Kobani is representative of the larger problem. Both the White House and State Department have stressed the strategic objective of preventing ISIS from gaining a safe haven inside Syria. But White House press secretary Josh Earnest acknowledged that the lack of partners on the ground limits the US’ ability to intervene in Kobani and hampers America’s broader goals.
The lack of ground support has been an issue from the beginning.
“That’s one of the main points Senators Graham and McCain have made from the start,” said Kevin Bishop, a spokesman for Sen. Lindsey Graham (R-S.C.), who has been one of the Obama administration’s staunchest critics with regard to its Iraq and Syria policies.

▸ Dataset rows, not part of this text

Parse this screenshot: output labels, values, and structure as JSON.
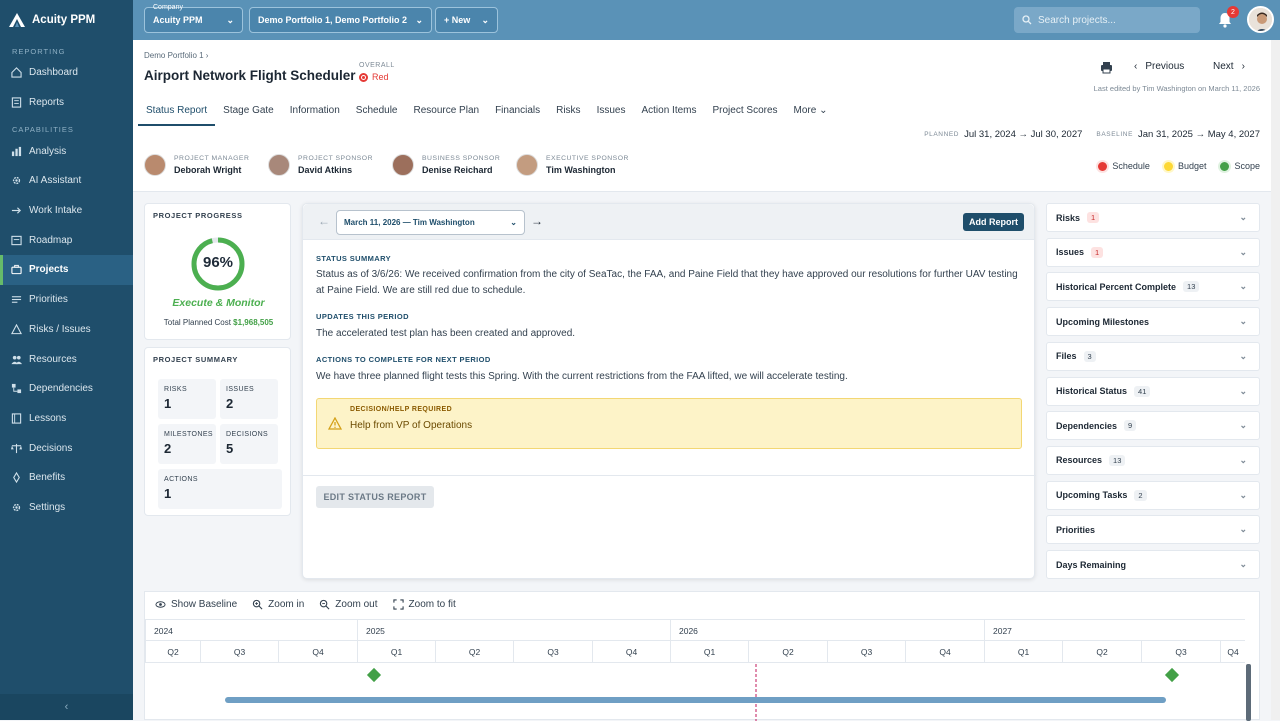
{
  "app": {
    "name": "Acuity PPM",
    "collapse": "‹"
  },
  "sidebar": {
    "reporting_label": "REPORTING",
    "capabilities_label": "CAPABILITIES",
    "reporting": [
      {
        "label": "Dashboard",
        "icon": "home-icon"
      },
      {
        "label": "Reports",
        "icon": "report-icon"
      }
    ],
    "capabilities": [
      {
        "label": "Analysis",
        "icon": "chart-icon"
      },
      {
        "label": "AI Assistant",
        "icon": "gear-icon"
      },
      {
        "label": "Work Intake",
        "icon": "intake-icon"
      },
      {
        "label": "Roadmap",
        "icon": "roadmap-icon"
      },
      {
        "label": "Projects",
        "icon": "briefcase-icon",
        "active": true
      },
      {
        "label": "Priorities",
        "icon": "list-icon"
      },
      {
        "label": "Risks / Issues",
        "icon": "risk-icon"
      },
      {
        "label": "Resources",
        "icon": "people-icon"
      },
      {
        "label": "Dependencies",
        "icon": "dependency-icon"
      },
      {
        "label": "Lessons",
        "icon": "book-icon"
      },
      {
        "label": "Decisions",
        "icon": "scale-icon"
      },
      {
        "label": "Benefits",
        "icon": "benefit-icon"
      },
      {
        "label": "Settings",
        "icon": "gear-icon"
      }
    ]
  },
  "topbar": {
    "company_caption": "Company",
    "company": "Acuity PPM",
    "portfolio": "Demo Portfolio 1, Demo Portfolio 2",
    "new_label": "+ New",
    "search_placeholder": "Search projects...",
    "notifications": "2"
  },
  "project": {
    "breadcrumb": "Demo Portfolio 1 ›",
    "title": "Airport Network Flight Scheduler",
    "overall_label": "OVERALL",
    "overall_value": "Red",
    "previous": "Previous",
    "next": "Next",
    "last_edited": "Last edited by Tim Washington on March 11, 2026",
    "tabs": [
      "Status Report",
      "Stage Gate",
      "Information",
      "Schedule",
      "Resource Plan",
      "Financials",
      "Risks",
      "Issues",
      "Action Items",
      "Project Scores",
      "More"
    ],
    "planned_label": "PLANNED",
    "planned": "Jul 31, 2024 → Jul 30, 2027",
    "baseline_label": "BASELINE",
    "baseline": "Jan 31, 2025 → May 4, 2027",
    "people": [
      {
        "role": "PROJECT MANAGER",
        "name": "Deborah Wright"
      },
      {
        "role": "PROJECT SPONSOR",
        "name": "David Atkins"
      },
      {
        "role": "BUSINESS SPONSOR",
        "name": "Denise Reichard"
      },
      {
        "role": "EXECUTIVE SPONSOR",
        "name": "Tim Washington"
      }
    ],
    "health": [
      {
        "label": "Schedule",
        "color": "#e53935"
      },
      {
        "label": "Budget",
        "color": "#fdd835"
      },
      {
        "label": "Scope",
        "color": "#43a047"
      }
    ]
  },
  "progress": {
    "title": "PROJECT PROGRESS",
    "percent": "96%",
    "percent_value": 96,
    "phase": "Execute & Monitor",
    "cost_label": "Total Planned Cost",
    "cost": "$1,968,505"
  },
  "summary": {
    "title": "PROJECT SUMMARY",
    "cells": [
      {
        "k": "RISKS",
        "v": "1"
      },
      {
        "k": "ISSUES",
        "v": "2"
      },
      {
        "k": "MILESTONES",
        "v": "2"
      },
      {
        "k": "DECISIONS",
        "v": "5"
      },
      {
        "k": "ACTIONS",
        "v": "1"
      }
    ]
  },
  "status": {
    "report_select": "March 11, 2026 — Tim Washington",
    "add_report": "Add Report",
    "summary_label": "STATUS SUMMARY",
    "summary": "Status as of 3/6/26:  We received confirmation from the city of SeaTac, the FAA, and Paine Field that they have approved our resolutions for further UAV testing at Paine Field. We are still red due to schedule.",
    "updates_label": "UPDATES THIS PERIOD",
    "updates": "The accelerated test plan has been created and approved.",
    "actions_label": "ACTIONS TO COMPLETE FOR NEXT PERIOD",
    "actions": "We have three planned flight tests this Spring. With the current restrictions from the FAA lifted, we will accelerate testing.",
    "decision_label": "DECISION/HELP REQUIRED",
    "decision": "Help from VP of Operations",
    "edit": "EDIT STATUS REPORT"
  },
  "accordion": [
    {
      "label": "Risks",
      "count": "1",
      "red": true
    },
    {
      "label": "Issues",
      "count": "1",
      "red": true
    },
    {
      "label": "Historical Percent Complete",
      "count": "13"
    },
    {
      "label": "Upcoming Milestones",
      "count": ""
    },
    {
      "label": "Files",
      "count": "3"
    },
    {
      "label": "Historical Status",
      "count": "41"
    },
    {
      "label": "Dependencies",
      "count": "9"
    },
    {
      "label": "Resources",
      "count": "13"
    },
    {
      "label": "Upcoming Tasks",
      "count": "2"
    },
    {
      "label": "Priorities",
      "count": ""
    },
    {
      "label": "Days Remaining",
      "count": ""
    }
  ],
  "gantt": {
    "tools": [
      "Show Baseline",
      "Zoom in",
      "Zoom out",
      "Zoom to fit"
    ],
    "years": [
      "2024",
      "2025",
      "2026",
      "2027"
    ],
    "quarters": [
      "Q2",
      "Q3",
      "Q4",
      "Q1",
      "Q2",
      "Q3",
      "Q4",
      "Q1",
      "Q2",
      "Q3",
      "Q4",
      "Q1",
      "Q2",
      "Q3",
      "Q4"
    ]
  }
}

“Air strikes alone won’t defeat ISIL.”
As part of his strategy, Obama requested and was granted the authority to train and equip moderate elements of the Syrian opposition. But there’s been “no vetting started yet and no recruiting at this point” of those Syrian forces, Kirby said Wednesday.
US officials have said it will likely take up to a year to properly train the Syrian rebels under a program in coordination with Saudi Arabia, and possibly longer. In the meantime, though the administration doesn’t consider Kobani a strategic objective of its campaign against ISIS, it could spell trouble for other key Syrian towns in which the US does not have ground partners.
“What’s to stop ISIS from grabbing more land in Syria? Nothing, really, at least not without a significant escalation of support. The coalition has launched more air strikes around Kobane, but what is really needed from them is on-call air support to pound ISIS any time it comes into view, 24/7,” Garrett Khoury, Garrett Khoury, the director of research at The Eastern Project, told Business Insider in an email.
“ISIS isn’t some shadowy guerrilla group; it has tanks and artillery. Kobane is a tragedy in the making, but the key is that it is still early enough for the opponents of ISIS to reverse the situation. The tide could be turned within a matter of hours if the Kurds there received effective air support and reinforcements. ISIS is not invulnerable; it has faced defeats before.”
Fred Hof, a former special adviser for transition in Syria under then-Secretary of State Hillary Clinton, predicted to The New York Times in August that the US would find itself “maneuvered into a very uncomfortable position.
He added that the US is “unconsciously walking into an ambush” if the remaining Syrian nationalist opposition is squeezed out by ISIS and the Syrian regime of President Bashar al-Assad before significant US help arrives.
The situation in Kobani has also exposed a deepening rift between the US-led coalition and Turkey, which has been reluctant to fully join in the coalition.
Turkey wants the US and its partners to commit to ousting Assad, something the US has been reluctant to do throughout Syria’s three-plus-year civil war. It has also said it would not send troops without an established no-fly zone set up in Syria, which would prevent the Syrian government’s air force from intervening in that zone.
In turn, US officials put the blame for Kobani’s seemingly impending fall squarely at the feet of Turkey.
“There’s growing angst about Turkey dragging its feet to act to prevent a massacre less than a mile from its border,” a senior administration official told The New York Times. “After all the fulminating about Syria’s humanitarian catastrophe, they’re inventing reasons not to act to avoid another catastrophe.”
“This isn’t how a NATO ally acts while hell is unfolding a stone’s throw from their border,” said the official, who spoke anonymously to avoid publicly criticising an ally.